She started by acknowledging President's statement, earlier in the week, fin favor of legitimizing same-sex marriage. The congregation erupted in spontaneous, enthusiastic cheering. It was a surprising moment for me, surprising in the intensity and exuberance of the response to her remarks. I was caught up in the enthusiasm and have thought about it since. Is this particular congregation especially interested in gay rights? Well, yes, in that the Unitarian faith prides itself on accepting all people, from whatever religious, political or racial background, to its fold. And under former Pastor Forrest Church, All Souls became actively involved in gay rights here in New York City.
It's interesting that in conversations since Sunday, several people have commented on what they see as the gutsiness of Obama's pronouncement in light of the political risk his statement holds in the coming election. An equal number of people have commented on what they see as the johnny-come-lately, very ungutsy nature of President Obama's statement, saying he was forced into making it by Vice President Biden's strong statement only days before, approving of same-sex marriage on prime time television.
What all the people with whom I've talked agree on is that we really don't know what impact this will have on voting preferences come November. Perhaps it will be blown over by then, replaced by other big issues. Like the economy, Stupid! Or perhaps it will become an even bigger topic of conversation, since it conflicts with many people's strongly held religious beliefs.

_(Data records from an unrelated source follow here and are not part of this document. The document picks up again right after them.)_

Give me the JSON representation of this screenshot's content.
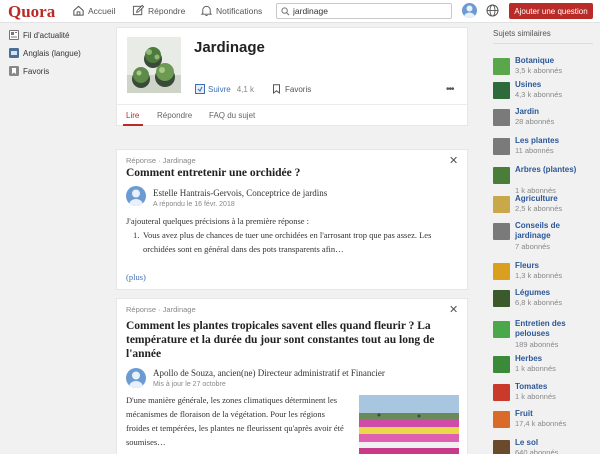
{
  "app": {
    "logo": "Quora"
  },
  "topnav": {
    "home": "Accueil",
    "answer": "Répondre",
    "notifications": "Notifications",
    "search_value": "jardinage",
    "ask_button": "Ajouter une question"
  },
  "leftnav": {
    "items": [
      {
        "label": "Fil d'actualité",
        "icon": "feed-icon"
      },
      {
        "label": "Anglais (langue)",
        "icon": "topic-icon"
      },
      {
        "label": "Favoris",
        "icon": "bookmark-icon"
      }
    ]
  },
  "topic": {
    "title": "Jardinage",
    "follow_label": "Suivre",
    "follow_count": "4,1 k",
    "favorites_label": "Favoris",
    "more": "•••",
    "tabs": [
      "Lire",
      "Répondre",
      "FAQ du sujet"
    ]
  },
  "answers": [
    {
      "meta": "Réponse · Jardinage",
      "question": "Comment entretenir une orchidée ?",
      "author": "Estelle Hantrais-Gervois, Conceptrice de jardins",
      "date": "A répondu le 16 févr. 2018",
      "intro": "J'ajouteral quelques précisions à la première réponse :",
      "list_num": "1.",
      "list_text": "Vous avez plus de chances de tuer une orchidées en l'arrosant trop que pas assez. Les orchidées sont en général dans des pots transparents afin…",
      "more": "(plus)"
    },
    {
      "meta": "Réponse · Jardinage",
      "question": "Comment les plantes tropicales savent elles quand fleurir ? La température et la durée du jour sont constantes tout au long de l'année",
      "author": "Apollo de Souza, ancien(ne) Directeur administratif et Financier",
      "date": "Mis à jour le 27 octobre",
      "body": "D'une manière générale, les zones climatiques déterminent les mécanismes de floraison de la végétation. Pour les régions froides et tempérées, les plantes ne fleurissent qu'après avoir été soumises…"
    }
  ],
  "similar": {
    "title": "Sujets similaires",
    "topics": [
      {
        "name": "Botanique",
        "followers": "3,5 k abonnés",
        "color": "#5aa64a"
      },
      {
        "name": "Usines",
        "followers": "4,3 k abonnés",
        "color": "#2f6b3a"
      },
      {
        "name": "Jardin",
        "followers": "28 abonnés",
        "color": "#7a7a7a"
      },
      {
        "name": "Les plantes",
        "followers": "11 abonnés",
        "color": "#7a7a7a"
      },
      {
        "name": "Arbres (plantes)",
        "followers": "1 k abonnés",
        "color": "#4a7d3a"
      },
      {
        "name": "Agriculture",
        "followers": "2,5 k abonnés",
        "color": "#c9a84a"
      },
      {
        "name": "Conseils de jardinage",
        "followers": "7 abonnés",
        "color": "#7a7a7a"
      },
      {
        "name": "Fleurs",
        "followers": "1,3 k abonnés",
        "color": "#d9a020"
      },
      {
        "name": "Légumes",
        "followers": "6,8 k abonnés",
        "color": "#3a5a2a"
      },
      {
        "name": "Entretien des pelouses",
        "followers": "189 abonnés",
        "color": "#4aa84a"
      },
      {
        "name": "Herbes",
        "followers": "1 k abonnés",
        "color": "#3a8a3a"
      },
      {
        "name": "Tomates",
        "followers": "1 k abonnés",
        "color": "#c93a2a"
      },
      {
        "name": "Fruit",
        "followers": "17,4 k abonnés",
        "color": "#d96a2a"
      },
      {
        "name": "Le sol",
        "followers": "640 abonnés",
        "color": "#6a4a2a"
      }
    ]
  }
}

Or maybe, just maybe, it will lead to a more public discussion of just what kind of Nation we want America to be. As Michael Bloomberg approvingly said when he got the news of Obama's comment, there has never been a personal rights issue on which a President has taken a public stance that did not, eventually, turn that stance into legislation.
Let's hope that's the case. I for one would like us to move beyond the unfairness inherent in denying people the right to marry whom they choose. We need all the great parents out there we can get. And in the gay families I know, the children are model citizens. Can't say that for many of the heterosexually parented families I know. How about you?

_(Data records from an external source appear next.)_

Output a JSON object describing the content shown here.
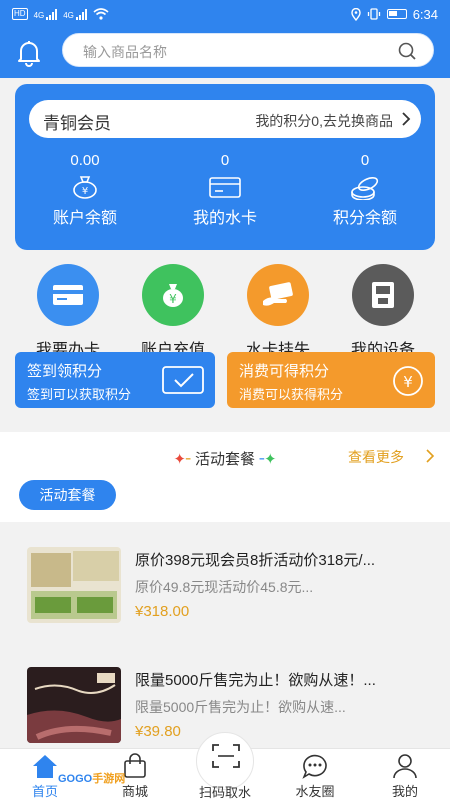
{
  "status_bar": {
    "network_tag": "HD",
    "signal_1": "4G",
    "signal_2": "4G",
    "time": "6:34"
  },
  "header": {
    "search_placeholder": "输入商品名称"
  },
  "member": {
    "level": "青铜会员",
    "points_text": "我的积分0,去兑换商品"
  },
  "stats": [
    {
      "value": "0.00",
      "label": "账户余额",
      "icon": "money-bag-icon"
    },
    {
      "value": "0",
      "label": "我的水卡",
      "icon": "card-icon"
    },
    {
      "value": "0",
      "label": "积分余额",
      "icon": "coins-icon"
    }
  ],
  "quick_actions": [
    {
      "label": "我要办卡",
      "icon": "card-icon",
      "color": "#3b8ff0"
    },
    {
      "label": "账户充值",
      "icon": "money-bag-icon",
      "color": "#3fc25e"
    },
    {
      "label": "水卡挂失",
      "icon": "hand-card-icon",
      "color": "#f49a2c"
    },
    {
      "label": "我的设备",
      "icon": "device-icon",
      "color": "#5b5b5b"
    }
  ],
  "promos": [
    {
      "title": "签到领积分",
      "subtitle": "签到可以获取积分",
      "color": "#2f84ee"
    },
    {
      "title": "消费可得积分",
      "subtitle": "消费可以获得积分",
      "color": "#f49a2c"
    }
  ],
  "section": {
    "title": "活动套餐",
    "more": "查看更多",
    "chip": "活动套餐"
  },
  "products": [
    {
      "name": "原价398元现会员8折活动价318元/...",
      "desc": "原价49.8元现活动价45.8元...",
      "price": "¥318.00"
    },
    {
      "name": "限量5000斤售完为止！欲购从速！...",
      "desc": "限量5000斤售完为止！欲购从速...",
      "price": "¥39.80"
    }
  ],
  "tabs": [
    {
      "label": "首页",
      "icon": "home-icon"
    },
    {
      "label": "商城",
      "icon": "shopping-bag-icon"
    },
    {
      "label": "扫码取水",
      "icon": "scan-icon"
    },
    {
      "label": "水友圈",
      "icon": "chat-icon"
    },
    {
      "label": "我的",
      "icon": "person-icon"
    }
  ],
  "watermark": {
    "part1": "GOGO",
    "part2": "手游网"
  },
  "colors": {
    "primary": "#2f84ee",
    "accent": "#f49a2c",
    "price": "#e2a020"
  }
}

And as for Bristol Palin's take on things--saying that rather than use his daughters as a sounding board on the issue of same-sex marriage, President Obama should have told them that every child needs to be raised in a family with a mother and father--I thought again of how easy it is in this age of ubiquitous media. For even the misguided and foolish to gather an audience. Let's hope that kind of thinking doesn't drive the conversation going forward.